Pros and Cons of an Unsecured Personal Loan
An unsecured personal loan is a serious step to take, even when your finances are in pretty good shape. You can’t default on a loan you don’t have, so taking the step of applying for a loan puts you in at least some degree of risk. Below are some advantages and disadvantages of an unsecured personal loan.
Pros of an Unsecured Personal Loan
- No property is at risk. A personal loan is basically your word, backed up only by your signature and the legal documents you sign, that you will pay back the loan. A secured personal loan is one where you put up property to guarantee that you will pay back the loan. Auto and mortgage loans are examples of secured loans. If you default on the car loan, the lender can repossess the car.
- Simpler application process. The decision on an unsecured personal loan depends largely on a person’s credit score and credit record. Of course, a person must have a steady source of sufficient income, as well, to get an unsecured personal loan.
Cons of an Unsecured Personal Loan
- Higher rates. This will vary considerably among lenders, but most lenders will charge several additional percentage points for an unsecured loan, as opposed to a secured loan.
- Limited amount of money.
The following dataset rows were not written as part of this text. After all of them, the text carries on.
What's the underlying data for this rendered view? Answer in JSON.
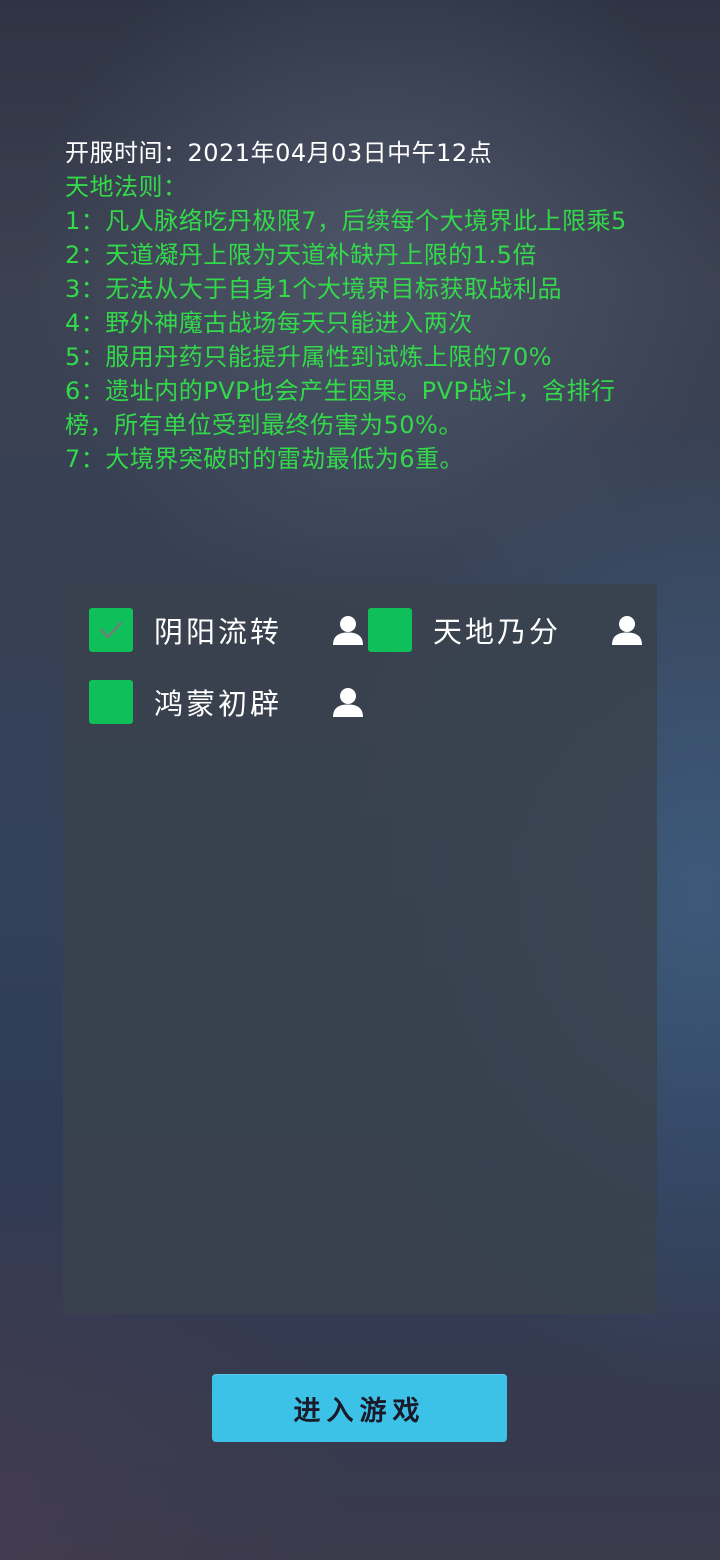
{
  "notice": {
    "open_time": "开服时间：2021年04月03日中午12点",
    "rules_title": "天地法则：",
    "rules": [
      "1：凡人脉络吃丹极限7，后续每个大境界此上限乘5",
      "2：天道凝丹上限为天道补缺丹上限的1.5倍",
      "3：无法从大于自身1个大境界目标获取战利品",
      "4：野外神魔古战场每天只能进入两次",
      "5：服用丹药只能提升属性到试炼上限的70%",
      "6：遗址内的PVP也会产生因果。PVP战斗，含排行榜，所有单位受到最终伤害为50%。",
      "7：大境界突破时的雷劫最低为6重。"
    ],
    "text_color": "#33d94a"
  },
  "servers": [
    {
      "name": "阴阳流转",
      "checked": true,
      "icon": "user-icon"
    },
    {
      "name": "天地乃分",
      "checked": false,
      "icon": "user-icon"
    },
    {
      "name": "鸿蒙初辟",
      "checked": false,
      "icon": "user-icon"
    }
  ],
  "enter_button": {
    "label": "进入游戏",
    "color": "#3cc2e6"
  },
  "colors": {
    "checkbox": "#0fbf5a",
    "panel": "#3a424c"
  }
}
Generally speaking, lenders won’t give as much money for an unsecured loan as they will for a secured loan. Again, the issue here is risk and lenders are professionals at assessing risk. An unsecured loan poses less ultimate risk to the lender because of the property securing the loan.
- Shorter loan period. Another director factor of the increased risk with an unsecured personal loan, a lender will usually cap off the payment period at 3 or 4 years, as opposed to 10 or 15 years with a secured loan. This also is a factor of the limited amount of money involved in unsecured loans. Since the loan totals aren’t that high, there’s no reason to spread the loan over a longer period.
- Debt can lead to more debt. The very fact that you have chosen to apply for an unsecured personal loan suggests an unexpected problem that your current budget and savings situation cannot handle. If more financial bad news arrives, you are now less able to manage this second problem because you already are in the middle of paying off a loan in reaction to the first issue.